Issues with iTextsharp and pdf manipulation

I am getting a pdf-document (no password) which is generated from a third party software with javascript and a few editable fields in it. If I load this pdf-document with the pdfReader class the NumberOfPagesProperty is always 1 although the pdf-document has 17 pages. Oddly enough the document has 17 pages if I save the stream afterwards. When I now try to open the document the Acrobat Reader shows an extended feature warning and the fields are not fillable anymore (I haven't flattened the document). Do anyone know about such a problem?
Background Info:
My job is to remove the javascript code, fill out some fields and save the document afterwards.
I am using the iTextsharp version 5.5.3.0.
Unfortunately I can't upload a sample file because there are some confidental data in it.
private byte[] GetDocumentData(string documentName)
{
var document = String.Format("{0}{1}\\{2}.pdf", _component.OutputDirectory, _component.OutputFileName.Replace(".xml", ".pdf"), documentName);
if (File.Exists(document))
{
PdfReader.unethicalreading = true;
using (var originalData = new MemoryStream(File.ReadAllBytes(document)))
{
using (var updatedData = new MemoryStream())
{
var pdfTool = new PdfInserter(originalData, updatedData) {FormFlattening = false};
pdfTool.RemoveJavascript();
pdfTool.Save();
return updatedData.ToArray();
}
}
}
return null;
}
//Old version that wasn't working
public PdfInserter(Stream pdfInputStream, Stream pdfOutputStream)
{
_pdfInputStream = pdfInputStream;
_pdfOutputStream = pdfOutputStream;
_pdfReader = new PdfReader(_pdfInputStream);
_pdfStamper = new PdfStamper(_pdfReader, _pdfOutputStream);
}
//Solution
public PdfInserter(Stream pdfInputStream, Stream pdfOutputStream, char pdfVersion = '\0', bool append = true)
{
_pdfInputStream = pdfInputStream;
_pdfOutputStream = pdfOutputStream;
_pdfReader = new PdfReader(_pdfInputStream);
_pdfStamper = new PdfStamper(_pdfReader, _pdfOutputStream, pdfVersion, append);
}
public void RemoveJavascript()
{
for (int i = 0; i <= _pdfReader.XrefSize; i++)
{
PdfDictionary dictionary = _pdfReader.GetPdfObject(i) as PdfDictionary;
if (dictionary != null)
{
dictionary.Remove(PdfName.AA);
dictionary.Remove(PdfName.JS);
dictionary.Remove(PdfName.JAVASCRIPT);
}
}
}
The extended feature warning is a hint that the original PDF had been signed using a usage rights signature to "Reader-enable" it, i.e. to tell the Adobe Reader to activate some additional features when opening it, and the OP's operation on it has invalidated the signature.
Indeed, he operated using
_pdfStamper = new PdfStamper(_pdfReader, _pdfOutputStream);
which creates a PdfStamper which completely re-generates the document. To not invalidate the signature, though, one has to use append mode as in the OP's fixed code (for char pdfVersion = '\0', bool append = true):
_pdfStamper = new PdfStamper(_pdfReader, _pdfOutputStream, pdfVersion, append);
If I load this pdf-document with the pdfReader class the NumberOfPagesProperty is always 1 although the pdf-document has 17 pages. Oddly enough the document has 17 pages
Quite likely it is a PDF with a XFA form, i.e. the PDF is only a carrier of some XFA data from which Adobe Reader builds those 17 pages. The actual PDF in that case usually only contains one page saying something like "if you see this, your viewer does not support XFA."
For a final verdict, though, one has to inspect the PDF.
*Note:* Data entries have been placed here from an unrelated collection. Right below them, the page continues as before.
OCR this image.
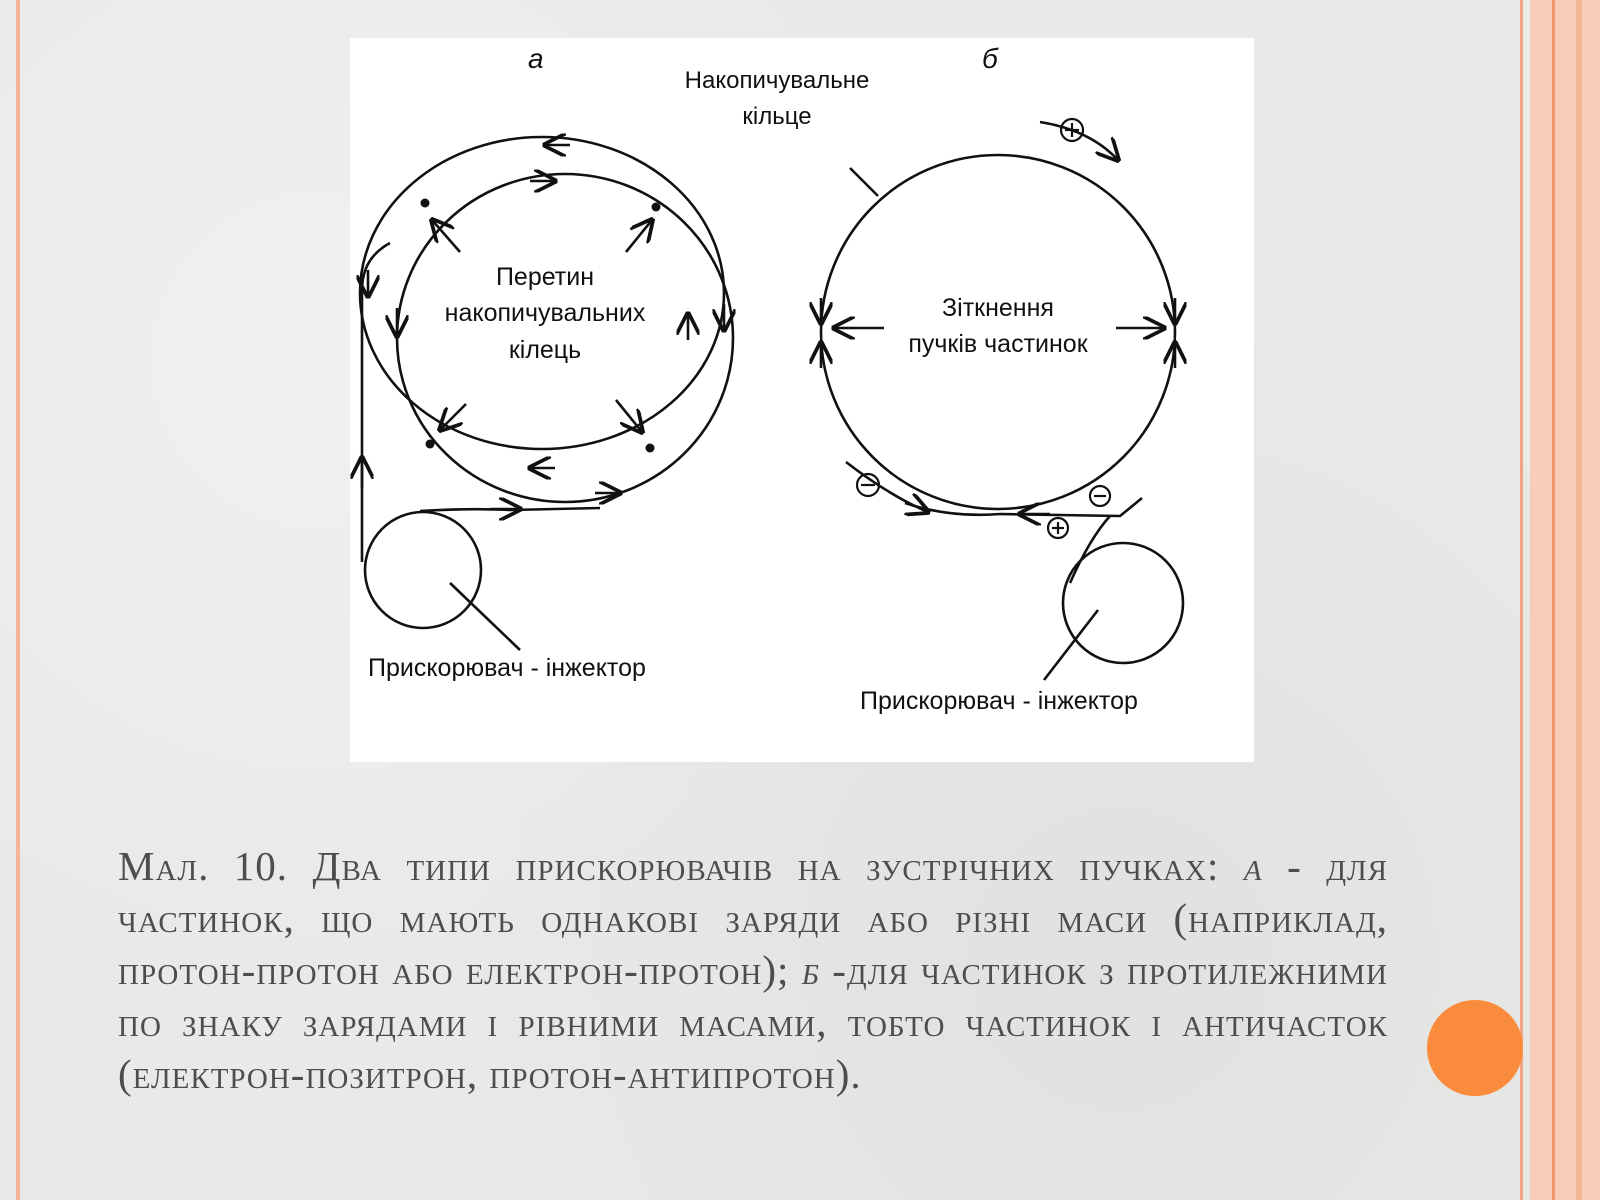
а	б
Накопичувальне
кільце
Перетин
накопичувальних
кілець
Зіткнення
пучків частинок
Прискорювач - інжектор
Прискорювач - інжектор
Мал. 10. Два типи прискорювачів на зустрічних пучках: а - для частинок, що мають однакові заряди або різні маси (наприклад, протон-протон або електрон-протон); б -для частинок з протилежними по знаку зарядами і рівними масами, тобто частинок і античасток (електрон-позитрон, протон-антипротон).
Unable to get page number when using RenderListener interface to find a piece of text in PDF

iText requires coordinates to create form fields and Page Number in existing PDFs at different places.
My PDF is dynamic. So I decided to creat the PDF with some identifier text. And use TextRenderInfo to find the coordinates for the text and use those coordinates to creat the textfields and other form fields.
ParsingHelloWorld.java
public void extractText(String src, String dest) throws IOException, DocumentException {
PrintWriter out = new PrintWriter(new FileOutputStream(dest));
PdfReader reader = new PdfReader(src);
PdfStamper stp = new PdfStamper(reader, new FileOutputStream(dest);
RenderListener listener = new MyTextRenderListener(out,reader,stp);
PdfContentStreamProcessor processor = new PdfContentStreamProcessor(listener);
for ( int pageNum= 0; pageNum < reader.getNumberOfPages(); pageNum++ ){
PdfDictionary pageDic = reader.getPageN(pageNum);
PdfDictionary resourcesDic = pageDic.getAsDict(PdfName.RESOURCES);
processor.processContent(ContentByteUtils.getContentBytesForPage(reader, pageNum), resourcesDic);
}
out.flush();
out.close();
stp.close();
}
MyTextRenderListener.java
public void renderText(TextRenderInfo renderInfo) {
if (renderInfo.getText().startsWith("Fill_in_TextField")){
// creates the text fields by getting co-ordinates form the renderinfo object.
createTextField(renderInfo);
}else if (renderInfo.getText().startsWith("Fill_in_SignatureField")){
// creates the text fields by getting co-ordinates form the renderinfo object.
createSignatureField(renderInfo);
}
}
The problem is I have a page number in extractText method in the ParsingHelloWorld class.
When the renderText method is called inside the MyTextRenderListener class internally processing the page content, I couldn't get the pageNumber to generate the fields in the PDF at the particular coordinates where the identifier text resides(ex Fill_in_TextField,Fill_in_SignatureField..etc ).
Any suggestions/ ideas to get the page number in my scenario.
Thanks in advance.
That's easy. Add a parameter to MyTextListener:
protected int page;
public void setPage(int page) {
this.page = page;
}
Now when you loop over the pages in ParsingHelloWorld, pass the page number to MyTextListener:
listener.setPage(pageNum);
Now you have access to that number in the renderText() method and you can pass it to your createTextField() method.
Note that I think your loop is wrong. Page numbers don't start at page 0, they start at page 1.